In a country made famous for its stunning beaches (such as Boracay and El Nido), off-the-beaten path destinations usually take a backseat. One such gem can be found in the Philippines, which has more than 7,100 islands.
Nestled in the Cordillera Mountains, a mountain range on the Philippines’ largest island, lies a town called Sagada, where quiet isn’t fabricated, where warm pertains to the people (not the weather), and where yogurt tastes of heaven.
Travel in Sagada, Philippines
A remote town which is home to only 11,000 people, Sagada is the place where travelers, local and foreigners alike, have been flocking to the past few years. Located 5,000 feet above sea level and 415 kilometers north of Manila, Sagada is a quaint little municipality – just 83 square kilometers – where you can be adventurous, contemplative and romantic.
Seeking a bit of peace away from the chaos and noise of the city, my two friends and I decided to brave Sagada, rich in culture and blessed by nature; it is the perfect antidote for world-weary travelers. Its small population of 11,000 (as of May 2010) allows it to retain the long-ago traditions of the Igorots, native people of Mountain Province.
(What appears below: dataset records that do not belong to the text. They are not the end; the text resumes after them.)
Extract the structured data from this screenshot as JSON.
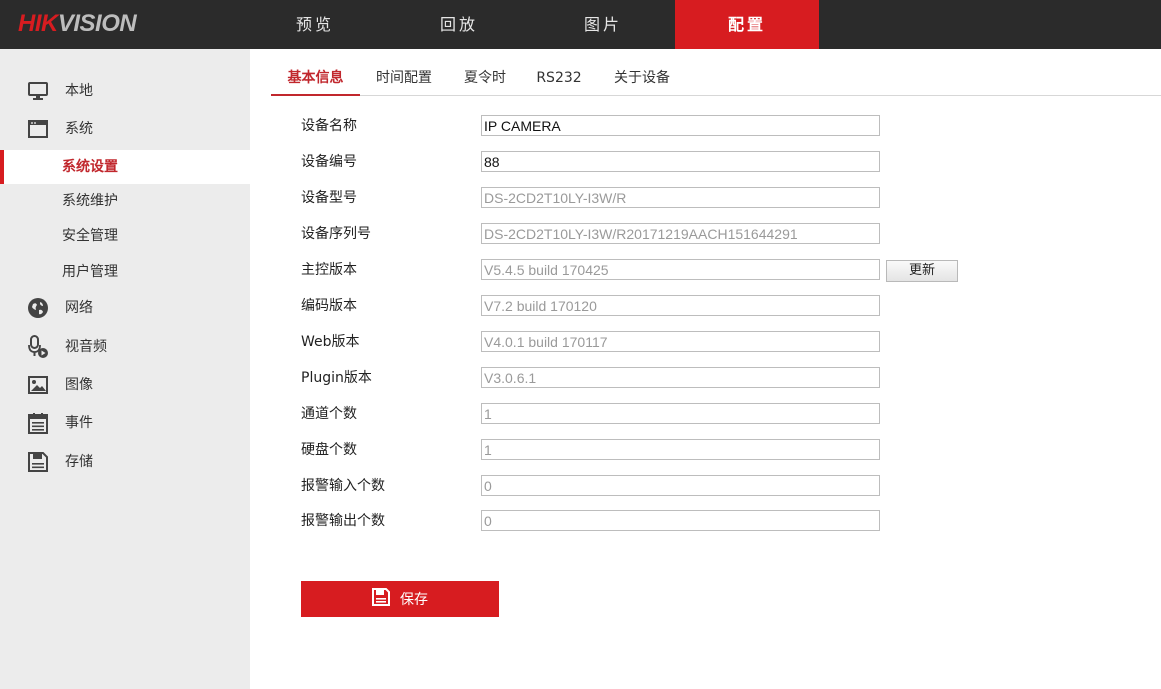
{
  "brand": {
    "part1": "HIK",
    "part2": "VISION"
  },
  "nav": {
    "items": [
      {
        "label": "预览"
      },
      {
        "label": "回放"
      },
      {
        "label": "图片"
      },
      {
        "label": "配置"
      }
    ],
    "active_index": 3
  },
  "sidebar": {
    "items": [
      {
        "label": "本地",
        "icon": "monitor-icon"
      },
      {
        "label": "系统",
        "icon": "system-window-icon"
      },
      {
        "label": "系统设置",
        "sub": true,
        "active": true
      },
      {
        "label": "系统维护",
        "sub": true
      },
      {
        "label": "安全管理",
        "sub": true
      },
      {
        "label": "用户管理",
        "sub": true
      },
      {
        "label": "网络",
        "icon": "globe-icon"
      },
      {
        "label": "视音频",
        "icon": "microphone-icon"
      },
      {
        "label": "图像",
        "icon": "image-icon"
      },
      {
        "label": "事件",
        "icon": "calendar-icon"
      },
      {
        "label": "存储",
        "icon": "storage-icon"
      }
    ]
  },
  "tabs": [
    {
      "label": "基本信息",
      "active": true
    },
    {
      "label": "时间配置"
    },
    {
      "label": "夏令时"
    },
    {
      "label": "RS232"
    },
    {
      "label": "关于设备"
    }
  ],
  "form": {
    "fields": [
      {
        "label": "设备名称",
        "value": "IP CAMERA",
        "editable": true
      },
      {
        "label": "设备编号",
        "value": "88",
        "editable": true
      },
      {
        "label": "设备型号",
        "value": "DS-2CD2T10LY-I3W/R",
        "editable": false
      },
      {
        "label": "设备序列号",
        "value": "DS-2CD2T10LY-I3W/R20171219AACH151644291",
        "editable": false
      },
      {
        "label": "主控版本",
        "value": "V5.4.5 build 170425",
        "editable": false
      },
      {
        "label": "编码版本",
        "value": "V7.2 build 170120",
        "editable": false
      },
      {
        "label": "Web版本",
        "value": "V4.0.1 build 170117",
        "editable": false
      },
      {
        "label": "Plugin版本",
        "value": "V3.0.6.1",
        "editable": false
      },
      {
        "label": "通道个数",
        "value": "1",
        "editable": false
      },
      {
        "label": "硬盘个数",
        "value": "1",
        "editable": false
      },
      {
        "label": "报警输入个数",
        "value": "0",
        "editable": false
      },
      {
        "label": "报警输出个数",
        "value": "0",
        "editable": false
      }
    ],
    "update_label": "更新",
    "save_label": "保存"
  },
  "colors": {
    "accent": "#d71c20",
    "topbar": "#2b2b2b",
    "sidebar": "#ececec"
  }
}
To travel to Sagada, we booked a 9 p.m. bus through Coda Lines that would take us directly to this little town. Since it was a weekday, the bus wasn’t full, allowing the passengers to take up more than one seat. We anticipated a numbing 12-hour trip, but we were fortunate enough to have excellent drivers who could navigate the tricky terrain going up the mountains.
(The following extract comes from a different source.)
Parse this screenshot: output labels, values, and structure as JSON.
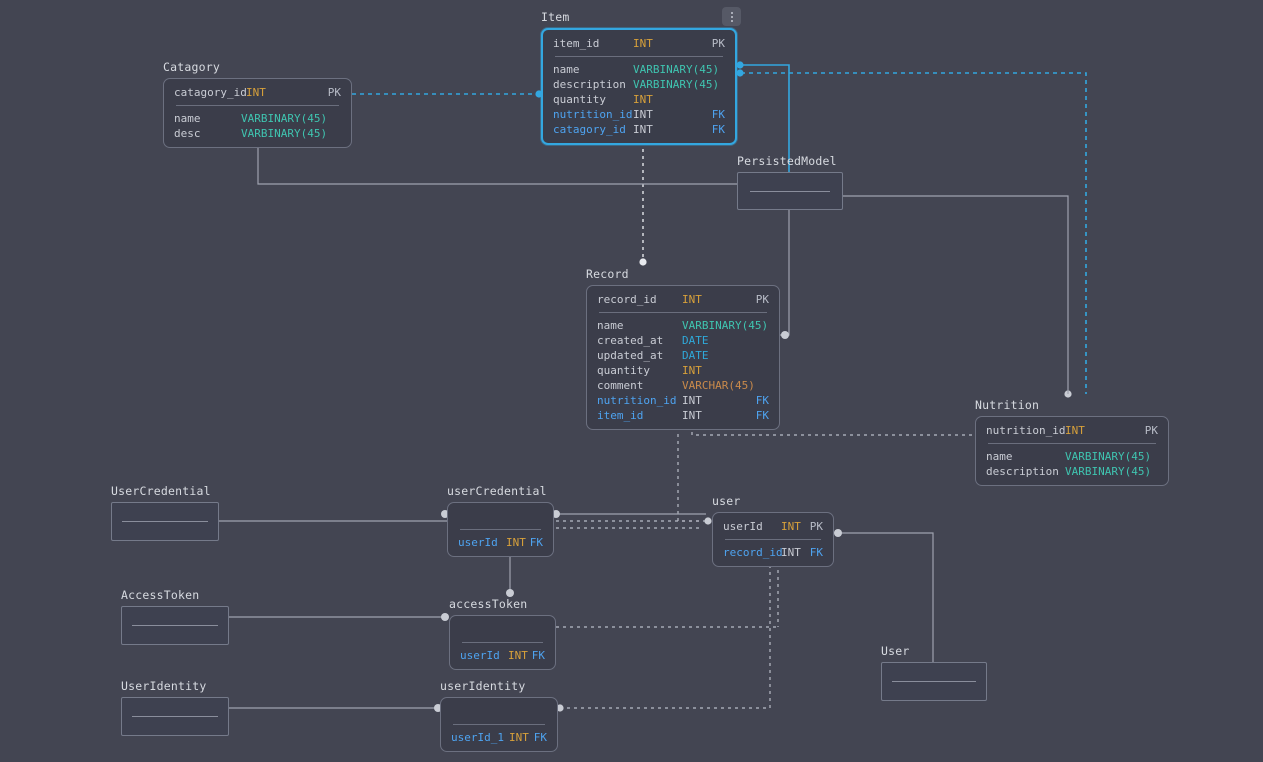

We arrived in Misty Lodge, a homey inn in Sagada at 10:30 a.m., delayed by a road clearing due to landslide in Bontoc the night before.
Sagada Cave Formations and Lake Danum Sunset
We planned our Sagada adventure to the letter, but we were pleasantly surprised when we were joined by four other travelers. It was a good thing, though, since tourists can’t do the Sagada adventures without a guide, and guides are quite pricey ranging from P500 ($10) to P1000 ($20) for a group of four. Since Sagada doesn’t have public transportation within the town, we also rented a car, and a driver, and they almost cost the same as the guide.
Deciding to start at 12 by spelunking at Sumaguing Cave, we first filled our bellies with daing na bangus (fried milkfish. Milkfish is the national fish of the Philippines), marinated pork, and tocino.
On the way to our first destination, we were a happy bunch since it was the middle of the day and we barely felt the heat, thanks to the pine trees. Our smiles, however, were quickly wiped away when we had our first glimpse of the intimidating Sumaguing Cave. Our guide, Mike, brought a lamp to see us through the two-hour caving course.
In that two hours, our eyes feasted on unique and naughty (wink, wink) cave formations; our bodies contorted to fit tiny holes, and we waded in knee-deep ice-cold water. It was exhilarating.
We left Sumaguing tired, wet and content. You can laugh at the puns.